Particularités du public.

La crise adolescente.

Le Relais jeunes de Sèvres est une structure qui accueille des adolescents en souffrance. Le statut des usagers hospitalisés se présente doublement : des adolescents donc, mais des adolescents en souffrance. Deux identités qui se superposent que nous allons prendre le temps de présenter pour mieux mesurer leur implication sur le terrain. L’adolescence représente une étape, un moment en soi, pas évident à passer par tous les adolescents et on parle souvent de « crise d’adolescence ». Philippe Jeanmet, pédopsychiatre, défini bien ce vertige dans lequel l’enfant qui grandit se trouve projeté : « Il est comme un bateau au milieu de courants, et peut même se sentir comme une girouette soumise aux caprices de vents changeants sur lesquels il se sent sans prise.  C’est cela la crise de l’adolescence. Il sait qu’il peut rester à l’abri du port de son enfance, mais il ne sait pas vers où il doit se diriger ou, pire encore, il désire aller vers des directions opposées si ce n’est même vers toutes les directions. » (Jeanmet, 2014).
Marie-Rose Moro, fondatrice de la Maison de Solène à Paris (maison qui accueille aussi des adolescents en souffrance), souligne que l’âge de l’adolescence s’est étendu, d’où le fait que l’âge de la prise en charge des adolescents dans les structures dans lesquelles nous sommes intervenue s’étend de onze à vingt-cinq ans.
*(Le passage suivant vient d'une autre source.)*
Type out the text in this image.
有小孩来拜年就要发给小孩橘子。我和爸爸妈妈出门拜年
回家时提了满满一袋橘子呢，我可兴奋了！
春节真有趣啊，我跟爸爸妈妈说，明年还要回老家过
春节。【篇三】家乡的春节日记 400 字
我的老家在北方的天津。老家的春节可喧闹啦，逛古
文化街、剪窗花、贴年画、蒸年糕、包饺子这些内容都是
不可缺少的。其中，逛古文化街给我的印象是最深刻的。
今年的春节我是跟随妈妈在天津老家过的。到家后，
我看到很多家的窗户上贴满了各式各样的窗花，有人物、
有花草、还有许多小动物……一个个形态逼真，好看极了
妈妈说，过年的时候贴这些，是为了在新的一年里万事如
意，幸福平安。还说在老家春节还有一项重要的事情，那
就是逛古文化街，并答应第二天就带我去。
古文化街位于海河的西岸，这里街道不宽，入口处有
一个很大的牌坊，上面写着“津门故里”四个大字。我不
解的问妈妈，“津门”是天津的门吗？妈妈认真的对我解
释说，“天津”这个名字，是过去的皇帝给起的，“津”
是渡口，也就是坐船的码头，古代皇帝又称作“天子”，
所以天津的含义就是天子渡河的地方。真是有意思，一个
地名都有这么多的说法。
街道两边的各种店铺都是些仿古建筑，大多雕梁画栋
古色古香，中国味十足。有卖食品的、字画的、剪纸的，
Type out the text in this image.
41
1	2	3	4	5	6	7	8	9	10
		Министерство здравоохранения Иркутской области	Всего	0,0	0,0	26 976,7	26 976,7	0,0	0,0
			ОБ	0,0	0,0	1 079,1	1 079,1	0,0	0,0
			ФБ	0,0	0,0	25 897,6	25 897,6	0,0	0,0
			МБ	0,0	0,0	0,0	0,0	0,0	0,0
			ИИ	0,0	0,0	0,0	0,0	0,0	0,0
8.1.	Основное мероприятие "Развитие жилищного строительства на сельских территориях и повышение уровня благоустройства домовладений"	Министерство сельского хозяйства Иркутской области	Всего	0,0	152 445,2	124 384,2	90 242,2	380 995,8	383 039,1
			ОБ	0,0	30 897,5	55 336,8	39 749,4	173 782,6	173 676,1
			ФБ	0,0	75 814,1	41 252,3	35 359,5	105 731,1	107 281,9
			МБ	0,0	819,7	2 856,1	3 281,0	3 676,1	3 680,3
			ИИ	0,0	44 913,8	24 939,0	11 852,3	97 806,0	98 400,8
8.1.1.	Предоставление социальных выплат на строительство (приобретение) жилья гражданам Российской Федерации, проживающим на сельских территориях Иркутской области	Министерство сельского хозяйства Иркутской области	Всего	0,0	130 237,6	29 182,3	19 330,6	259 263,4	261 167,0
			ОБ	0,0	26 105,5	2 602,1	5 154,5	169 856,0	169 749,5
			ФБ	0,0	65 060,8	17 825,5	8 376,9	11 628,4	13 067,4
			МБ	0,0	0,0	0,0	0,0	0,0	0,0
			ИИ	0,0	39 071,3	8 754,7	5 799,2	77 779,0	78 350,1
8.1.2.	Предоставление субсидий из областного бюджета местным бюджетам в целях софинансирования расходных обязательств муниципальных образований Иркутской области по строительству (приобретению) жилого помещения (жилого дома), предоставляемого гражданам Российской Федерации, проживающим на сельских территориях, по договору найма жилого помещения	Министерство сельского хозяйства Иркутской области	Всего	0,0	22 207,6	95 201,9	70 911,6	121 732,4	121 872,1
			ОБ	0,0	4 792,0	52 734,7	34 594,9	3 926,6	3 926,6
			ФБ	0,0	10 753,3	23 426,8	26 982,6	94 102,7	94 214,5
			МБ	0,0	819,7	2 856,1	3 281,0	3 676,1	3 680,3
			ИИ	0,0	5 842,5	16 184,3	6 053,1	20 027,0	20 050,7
Elle dit, je cite :

« Les études dans lesquelles nous sommes englobent aujourd’hui une population de onze à dix-neuf ans, pour la plupart d’entres elles. Parfois elle s’étire jusqu’à vingt et un, voire vingt-cinq ans (…). L’adolescence s’est allongée et diversifiée. Si l’entrée dans l’adolescence -marquée par les débuts de la puberté et le collège -est assez facile à repérer, la sortie de l’adolescence est encore floue et élastique. Nommée aussi post-adolescence ou adulescence, elle correspond à un moment d’envol du nid familial et l’acquisition de l’autonomie financière, moment étiré ou compliqué par les conditions d’accès au monde du travail » ( Moro, 2017).

Philippe Jeanmet parle de ce moment de l’adolescence comme moment charnière où tout se joue, relativement à sa construction dans l’enfance : « Ce basculement vers ce que l’on pourrait appeler la créativité ou la destructivité » (Jeanmet, 2014). Il parle aussi de la trahison de ce corps qui « mue » (pour reprendre l’expression de Françoise Dolto : « la mue du homard » (Dolto,1989), qui lui échappe dans l’apparition de cette puberté laquelle « divise le sujet qui ne retrouvera plus jamais l’unité perdue de son enfance » (Jeanmet, 2014).
Ce portrait de la période adolescente a, en lui-même, toutes les raisons de faire problème et de légitimer un accompagnement soutenu vers le nouveau monde adulte. Mais il arrive parfois que la transition se fasse avec encore plus de difficultés et se surajoute à ce vertige une souffrance psychopathologique. Ce qui est le cas du public que nous côtoyons au Relais Jeunes de Sèvres.

La crise pathologique : quand la souffrance empêche l’action.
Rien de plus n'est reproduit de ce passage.